The five songs on this album have become legendary in prog rock, and are superbly varied in style. After thirty seconds of quiet, distant background noise, '21st Century Schizoid Man' explodes with its sax-and-guitar combo riff and leads into Lake's distorted, angry, staccato screams. The song speeds all over the place during its seven minutes, but stays coherent and impressive, building up anticipation for the final reprise. Surely the most covered prog rock song outside of Pink Floyd, I've even heard an Ozzy Osbourne cover that is predictably irritating and rubbish.

It would be hard to top the madness and volume of the first track, and the music becomes far more subdued for most of the album as a result. This may disappoint some listeners, but the songs work so well (on the whole) that the album remains consistent and impressive. 'I Talk to the Wind' is the yin to Schizoid Man's yang (or whichever one is the good, friendly half of the balance), dreamy and ethereal. McDonald's flutes combine perfectly with the other instruments, this focus on coherence marking the song out from most other ballads.

'Epitaph' is an incredible song, another led by acoustic guitar but enhanced with the ever-popular mellotron, making this disillusioned epitaph sound like a bleaker equivalent of something like 'Trespass' by Genesis (released the following year). As mentioned earlier, Lake's vocals are at their most powerful and effective here, especially in the chorus, blending perfectly against the backdrop, whether that's a mellotron overload or simply a muted drum beat.

'Moonchild' is undoubtedly the weak point of the album, an overlong and frankly boring song. It's pleasant enough for the first three minutes, if a little too quiet and similar to 'I Talk to the Wind,' but then tails off for ten minutes of more or less nothingness. Fans of soundscapes may find something to like in this sparse instrumental, but it's even been admitted since that this section was created (probably improvised) because the album was too short. Moonchild serves only to lead into the epic conclusion.
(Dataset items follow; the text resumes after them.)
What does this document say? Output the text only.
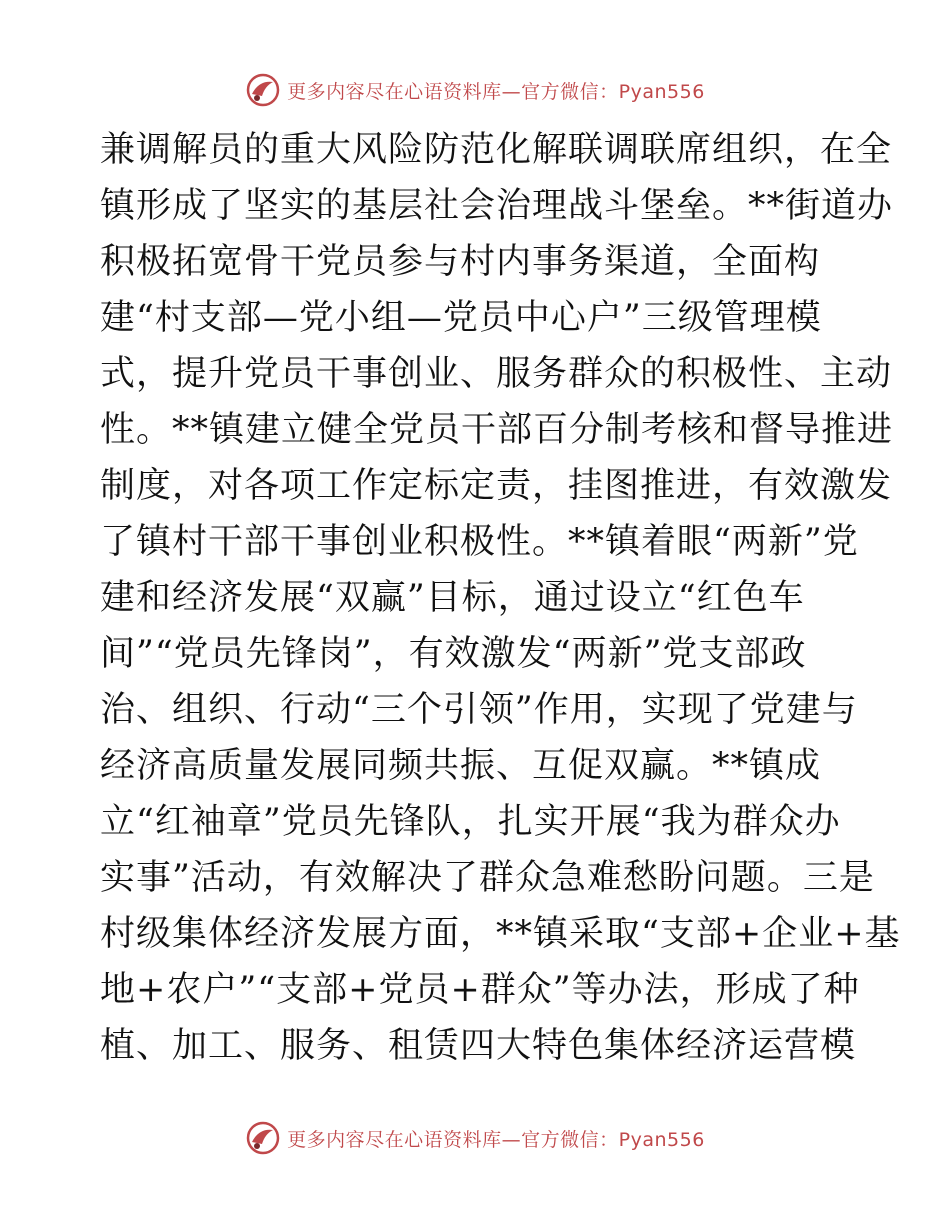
更多内容尽在心语资料库—官方微信：Pyan556
兼调解员的重大风险防范化解联调联席组织，在全
镇形成了坚实的基层社会治理战斗堡垒。**街道办
积极拓宽骨干党员参与村内事务渠道，全面构
建“村支部—党小组—党员中心户”三级管理模
式，提升党员干事创业、服务群众的积极性、主动
性。**镇建立健全党员干部百分制考核和督导推进
制度，对各项工作定标定责，挂图推进，有效激发
了镇村干部干事创业积极性。**镇着眼“两新”党
建和经济发展“双赢”目标，通过设立“红色车
间”“党员先锋岗”，有效激发“两新”党支部政
治、组织、行动“三个引领”作用，实现了党建与
经济高质量发展同频共振、互促双赢。**镇成
立“红袖章”党员先锋队，扎实开展“我为群众办
实事”活动，有效解决了群众急难愁盼问题。三是
村级集体经济发展方面，**镇采取“支部+企业+基
地+农户”“支部+党员+群众”等办法，形成了种
植、加工、服务、租赁四大特色集体经济运营模
更多内容尽在心语资料库—官方微信：Pyan556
With 'The Court of the Crimson King,' the band arguably saved the best song till last. Not as immediately impressive as 'Schizoid Man,' and lacking the depth of 'Epitaph,' the simple melodies and exaggerated chorus point this song in a hit single direction, perhaps hindered by the changes in instruments and the breaks taken in-between sections. The dominating mellotron somehow bridges the gap between the classical past and (at the time) ultra-modern period in creating a real courtly mood, aided greatly by Sinfield's fantastical and memorable lyrics. The woodwind interlude and final reprise are a little unnecessary, but it's a brilliant conclusion to the album that combines most of the best elements from the earlier songs and creates one of the earliest prog classics.

ITCOTCK is a necessary album for all prog rock fans, and despite its reliance on some distinctly 1969 traits, its lack of clear influences and contemporaries means it will never really sound dated. The studio production is crystal clear, as are the vocals, and there's enough diversity in the song structures to keep fans listening to the album throughout their lives. It's debatable whether the band succeeded in their goal to Anglicise rock, especially considering the obvious jazz influence, but their efforts are far more exciting and commendable than the romanticised pastoral sound of their far more successful contemporaries like Genesis and Yes.

A sixth song would have benefited this album greatly, avoiding the waste of time that is 'Moonchild.' Other tracks can seem too drawn-out sometimes, depending on the listener's mood, especially 'Schizoid Man' and the final track, but based on the next album, the King Crimson of this era had used up their four brilliant song ideas already.

The song formula of aggression, calm, darkness, fusion and epic is completely successful. So successful, in fact, that King Crimson would accidentally repeat it entirely on 1970's 'In the Wake of Poseidon,' at the same time forgetting to come up with another amazing and iconic album cover.